Belial, am I, and I lived inside the book. Lived, because I live there no longer. I have arrived at the very edge of the world. I am free. And I am hungry for souls.
In the Beginning was the Word – and shortly thereafter, me. Seraphim, was I, and fell from Grace and from Heaven with three others of my kind. Lucifer fell into the air and dissipated into the clouds, where he now makes thunder, sends lightning; makes hailstorms and hurricanes. Satan fell onto the surface earth, and haunts it still. He wanders, repentant, whining, hour by hour and minute by minute tormented by the beauty of God’s creation. Leviathan fell into the sea. His vast bulk stirs the waters. He it is who eats ships and sailors; he who sends tides to wipe out the settlements of man; he the molten lava that boils on the ocean bed.
And I, Belial coiled my vast, serpentine length into the caverns and passageways beneath the earth, and from there insinuated myself into the sewers of every city. I it was who sent disease and poisoned the watercourses; I who consumed rats, dead dogs, sleeping tramps and cast-off infants – anything that fell to my realm – with equal relish.
For twelve of their months this child, this boy, has been striving to translate the book I created as my disguise, into the black letters and lines of which I inserted myself, and which I caused to be thrown from the city walls. I was tired of my cramped existence in the sewers. I wished to sample the pure, fresh air of the surface – to share it, maybe, with Satan. Or to destroy that pathetic, maudlin seraph and take his place. The Siege came and, unnoticed in a sea of chaos and evil, I seized my chance.
Translation of my book would free me, and since men are curious fools I had expected that to follow swiftly. I had reckoned without the stupidity of the mercenary Zanobi. I have been trapped in this book for longer than I care to contemplate.
The boy, Odhran… I felt almost sorry for him. It surprises you to hear that? Even a fallen seraph has it in him to pity a child of such promise, so badly used. At first he resisted the task he had been allotted by that dolt Zanobi – he was strong in his resistance to that Roman fool, and he would do nothing. Hour upon hour he sat, arms folded, staring ahead of him. He would do nothing. Nothing…
But, as hope for release or some kind of escape inevitably faded, boredom got the better of him. Boredom, his old enemy. He opened the book. He looked first of all – as he was won’t to look – at the dark shapes of these foreign letters, these unknown signs and symbols. He looked – as he was won’t to look – at the white spaces between the words. These shapes fascinated him, but he knew there was no escape for him unless he translated the book itself.

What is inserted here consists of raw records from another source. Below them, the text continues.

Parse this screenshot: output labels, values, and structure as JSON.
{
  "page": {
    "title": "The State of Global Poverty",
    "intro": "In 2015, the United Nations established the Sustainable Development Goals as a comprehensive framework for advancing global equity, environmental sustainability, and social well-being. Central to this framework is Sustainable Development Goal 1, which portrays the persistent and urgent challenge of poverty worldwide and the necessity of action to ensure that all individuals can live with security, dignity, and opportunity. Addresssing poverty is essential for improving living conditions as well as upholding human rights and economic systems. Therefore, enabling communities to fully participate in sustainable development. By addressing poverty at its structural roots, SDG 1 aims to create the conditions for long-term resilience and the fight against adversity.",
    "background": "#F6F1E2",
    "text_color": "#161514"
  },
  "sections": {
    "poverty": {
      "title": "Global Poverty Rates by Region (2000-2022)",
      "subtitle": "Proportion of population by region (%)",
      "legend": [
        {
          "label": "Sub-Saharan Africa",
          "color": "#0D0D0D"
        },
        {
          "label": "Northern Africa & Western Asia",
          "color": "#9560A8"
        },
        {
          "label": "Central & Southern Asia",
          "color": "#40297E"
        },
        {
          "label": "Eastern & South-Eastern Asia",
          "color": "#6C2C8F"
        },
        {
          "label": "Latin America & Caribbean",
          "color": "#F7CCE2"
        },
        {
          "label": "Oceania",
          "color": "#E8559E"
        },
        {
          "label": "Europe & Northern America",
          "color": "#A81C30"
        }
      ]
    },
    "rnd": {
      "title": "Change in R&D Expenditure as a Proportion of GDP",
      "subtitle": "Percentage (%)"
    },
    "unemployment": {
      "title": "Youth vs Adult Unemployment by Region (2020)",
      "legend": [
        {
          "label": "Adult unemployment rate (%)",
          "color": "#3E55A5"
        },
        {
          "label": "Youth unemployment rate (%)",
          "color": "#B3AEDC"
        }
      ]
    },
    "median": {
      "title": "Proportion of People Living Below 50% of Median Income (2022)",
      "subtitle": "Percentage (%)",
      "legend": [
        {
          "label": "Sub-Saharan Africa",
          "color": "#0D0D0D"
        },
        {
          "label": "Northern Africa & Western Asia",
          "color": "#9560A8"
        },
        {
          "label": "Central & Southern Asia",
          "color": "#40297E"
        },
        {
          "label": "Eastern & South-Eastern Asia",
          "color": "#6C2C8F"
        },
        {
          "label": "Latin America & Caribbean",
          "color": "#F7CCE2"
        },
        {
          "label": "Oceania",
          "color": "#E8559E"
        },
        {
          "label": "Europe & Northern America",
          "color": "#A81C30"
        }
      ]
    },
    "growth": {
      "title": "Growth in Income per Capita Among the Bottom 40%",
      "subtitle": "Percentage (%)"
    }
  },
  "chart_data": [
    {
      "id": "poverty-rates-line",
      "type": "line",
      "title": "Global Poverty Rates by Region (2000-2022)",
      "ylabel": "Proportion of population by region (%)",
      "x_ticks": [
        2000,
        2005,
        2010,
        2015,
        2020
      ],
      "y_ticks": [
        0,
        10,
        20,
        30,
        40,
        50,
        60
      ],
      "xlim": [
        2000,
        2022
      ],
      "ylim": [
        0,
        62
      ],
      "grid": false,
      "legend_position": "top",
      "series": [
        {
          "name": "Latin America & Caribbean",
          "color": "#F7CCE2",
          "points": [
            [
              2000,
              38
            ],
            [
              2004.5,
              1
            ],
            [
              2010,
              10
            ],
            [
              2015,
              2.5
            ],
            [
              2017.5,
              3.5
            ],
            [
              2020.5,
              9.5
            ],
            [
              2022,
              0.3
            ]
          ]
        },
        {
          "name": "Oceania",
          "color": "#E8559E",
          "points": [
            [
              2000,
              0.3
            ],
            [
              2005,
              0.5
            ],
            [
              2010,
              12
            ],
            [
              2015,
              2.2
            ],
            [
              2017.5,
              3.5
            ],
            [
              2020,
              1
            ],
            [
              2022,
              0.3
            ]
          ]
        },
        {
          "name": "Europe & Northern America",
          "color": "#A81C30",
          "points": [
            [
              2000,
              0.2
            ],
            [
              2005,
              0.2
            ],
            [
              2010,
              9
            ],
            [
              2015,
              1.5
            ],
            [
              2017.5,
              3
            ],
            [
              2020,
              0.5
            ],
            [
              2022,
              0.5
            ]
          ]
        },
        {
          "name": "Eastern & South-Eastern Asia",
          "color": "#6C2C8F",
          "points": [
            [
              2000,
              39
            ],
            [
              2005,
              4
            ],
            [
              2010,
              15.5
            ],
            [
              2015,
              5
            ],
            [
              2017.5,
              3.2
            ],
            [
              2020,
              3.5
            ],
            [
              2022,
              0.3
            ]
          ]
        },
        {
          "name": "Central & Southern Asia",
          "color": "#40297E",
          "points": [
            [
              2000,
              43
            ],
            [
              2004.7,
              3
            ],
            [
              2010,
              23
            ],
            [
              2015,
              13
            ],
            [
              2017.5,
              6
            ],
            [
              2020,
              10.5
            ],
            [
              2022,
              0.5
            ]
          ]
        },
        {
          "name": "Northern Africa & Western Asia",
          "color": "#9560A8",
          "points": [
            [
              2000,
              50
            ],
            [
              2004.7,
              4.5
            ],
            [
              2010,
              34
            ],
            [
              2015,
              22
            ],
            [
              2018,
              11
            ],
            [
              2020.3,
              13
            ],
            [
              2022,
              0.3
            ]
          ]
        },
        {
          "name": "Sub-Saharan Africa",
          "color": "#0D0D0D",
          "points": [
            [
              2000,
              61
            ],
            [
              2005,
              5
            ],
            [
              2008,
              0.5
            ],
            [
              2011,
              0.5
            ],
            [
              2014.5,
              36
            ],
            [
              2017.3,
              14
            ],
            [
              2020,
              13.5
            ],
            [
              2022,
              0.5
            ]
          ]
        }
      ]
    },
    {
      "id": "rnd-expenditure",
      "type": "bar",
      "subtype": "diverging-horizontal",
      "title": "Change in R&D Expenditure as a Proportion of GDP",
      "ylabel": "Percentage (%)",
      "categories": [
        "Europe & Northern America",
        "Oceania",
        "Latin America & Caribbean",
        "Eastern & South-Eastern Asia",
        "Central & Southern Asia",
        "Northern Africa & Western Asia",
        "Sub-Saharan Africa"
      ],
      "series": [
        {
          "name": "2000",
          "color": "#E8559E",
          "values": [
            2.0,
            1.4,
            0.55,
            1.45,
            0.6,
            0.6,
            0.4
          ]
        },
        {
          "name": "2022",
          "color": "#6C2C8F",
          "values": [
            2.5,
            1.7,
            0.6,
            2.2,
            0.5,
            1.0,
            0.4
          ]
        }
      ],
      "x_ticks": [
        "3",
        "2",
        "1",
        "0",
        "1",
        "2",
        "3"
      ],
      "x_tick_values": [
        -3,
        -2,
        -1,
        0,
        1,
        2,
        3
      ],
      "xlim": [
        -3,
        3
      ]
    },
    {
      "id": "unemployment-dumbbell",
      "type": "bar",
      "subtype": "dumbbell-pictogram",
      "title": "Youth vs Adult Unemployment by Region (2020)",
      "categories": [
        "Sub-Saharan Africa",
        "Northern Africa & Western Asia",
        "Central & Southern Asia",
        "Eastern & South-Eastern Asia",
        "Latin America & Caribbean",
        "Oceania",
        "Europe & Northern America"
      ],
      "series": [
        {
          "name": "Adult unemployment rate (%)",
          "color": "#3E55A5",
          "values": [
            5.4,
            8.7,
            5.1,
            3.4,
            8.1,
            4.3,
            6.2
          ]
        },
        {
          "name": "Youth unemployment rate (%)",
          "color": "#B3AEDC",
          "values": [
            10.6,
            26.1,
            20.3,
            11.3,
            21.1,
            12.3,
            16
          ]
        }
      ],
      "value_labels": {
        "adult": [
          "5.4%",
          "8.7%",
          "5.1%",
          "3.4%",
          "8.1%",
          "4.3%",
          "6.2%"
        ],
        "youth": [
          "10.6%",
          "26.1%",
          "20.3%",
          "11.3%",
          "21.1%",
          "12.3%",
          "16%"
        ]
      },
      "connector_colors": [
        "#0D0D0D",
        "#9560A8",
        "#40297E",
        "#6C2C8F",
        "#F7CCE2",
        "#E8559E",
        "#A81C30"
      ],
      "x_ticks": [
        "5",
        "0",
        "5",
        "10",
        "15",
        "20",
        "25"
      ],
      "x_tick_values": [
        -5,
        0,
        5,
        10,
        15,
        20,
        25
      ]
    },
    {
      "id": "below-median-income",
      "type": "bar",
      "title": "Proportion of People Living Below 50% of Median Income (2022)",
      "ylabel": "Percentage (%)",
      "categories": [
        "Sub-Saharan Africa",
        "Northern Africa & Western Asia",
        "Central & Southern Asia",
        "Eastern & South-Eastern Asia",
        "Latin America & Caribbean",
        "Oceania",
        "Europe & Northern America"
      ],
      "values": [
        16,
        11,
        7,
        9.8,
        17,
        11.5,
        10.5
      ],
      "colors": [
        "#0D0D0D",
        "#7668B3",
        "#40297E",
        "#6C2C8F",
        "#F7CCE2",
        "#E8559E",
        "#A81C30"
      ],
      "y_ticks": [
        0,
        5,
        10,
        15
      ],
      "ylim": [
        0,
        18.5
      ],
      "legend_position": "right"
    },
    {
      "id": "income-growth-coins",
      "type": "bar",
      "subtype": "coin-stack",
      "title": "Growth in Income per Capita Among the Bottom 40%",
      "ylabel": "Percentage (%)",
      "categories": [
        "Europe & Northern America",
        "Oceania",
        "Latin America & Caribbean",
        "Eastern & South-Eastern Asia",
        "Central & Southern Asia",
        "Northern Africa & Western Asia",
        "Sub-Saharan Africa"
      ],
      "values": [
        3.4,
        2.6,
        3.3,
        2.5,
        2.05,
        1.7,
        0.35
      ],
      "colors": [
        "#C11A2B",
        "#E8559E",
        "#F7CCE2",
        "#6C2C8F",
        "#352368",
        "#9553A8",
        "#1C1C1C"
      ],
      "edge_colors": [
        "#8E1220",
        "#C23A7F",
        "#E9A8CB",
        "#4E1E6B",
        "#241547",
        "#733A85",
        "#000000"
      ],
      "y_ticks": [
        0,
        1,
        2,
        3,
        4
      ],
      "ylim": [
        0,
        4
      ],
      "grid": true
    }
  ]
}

He had never been interested in languages. His mind was all form, and shape and texture. The boy was an artist and sadly wasted among these dull and sheep-faced monks. For many weeks he stared at the letters, wondering where to begin. How to make sense of a language you have never seen and in which you know the significance of no single letter, no single word. Then he began to search among the books. He had been in a monastery library and books, after all, were his only resource. I had made sure to place such clues as he might need where he might find them, and it did not take him long. An admirable boy. He would make the perfect vessel – for myself.
As the symbols began to unknot themselves he became more and more absorbed in his work, his mind more and more in tune with mine, though he did not know it. Brother Silas, the mutilated, brought him food and other necessities. I observed him, this Silas, through my pages, for my book lay always open on Odhran’s desk. Another wolf in sheep’s clothing, I mused. Interesting: soul-misfits are rare and yet here were two in one monastery. His soul and Odhran’s were of equal strength.
After a while the boy ceased to eat. All he saw were the letters of me – those black spaces standing out against the cream of the vellum. As he translated he became me, and the book faded into nothing as he absorbed it – and myself – into himself. When the monk Silas, on entering the library, now imagined he saw the manuscript on the desk, but it was a simulacrum. I was free. I was Odhran now, and awaited my time to strike. Such hunger. I was ravenous, such that I could hardly contain myself.
This made me careless. Silas entered one morning with bread and ale for the boy, who sat hunched and staring ahead. Something – maybe it was pity, for he had never done it before – inspired that mutilated monk to place a gentle hand on the boy’s shoulder as he placed the trencher before him, knowing he would not eat. My shoulder, now. His human concern – his kindness – burned me, and I screamed with pain. In that moment I fully understood the torments of Satan as he walked the beauteous Earth – ‘With what delight would I have walked thee round.’
‘With what delight… ‘ This was what I had lost. This was what my rebellion had excluded me from.
I snarled and snapped at his invading flesh, and in that moment he saw the boy Odhran for what he now was – an angel become a demon.
His face a mask of fear, Silas ran for the bell-tower.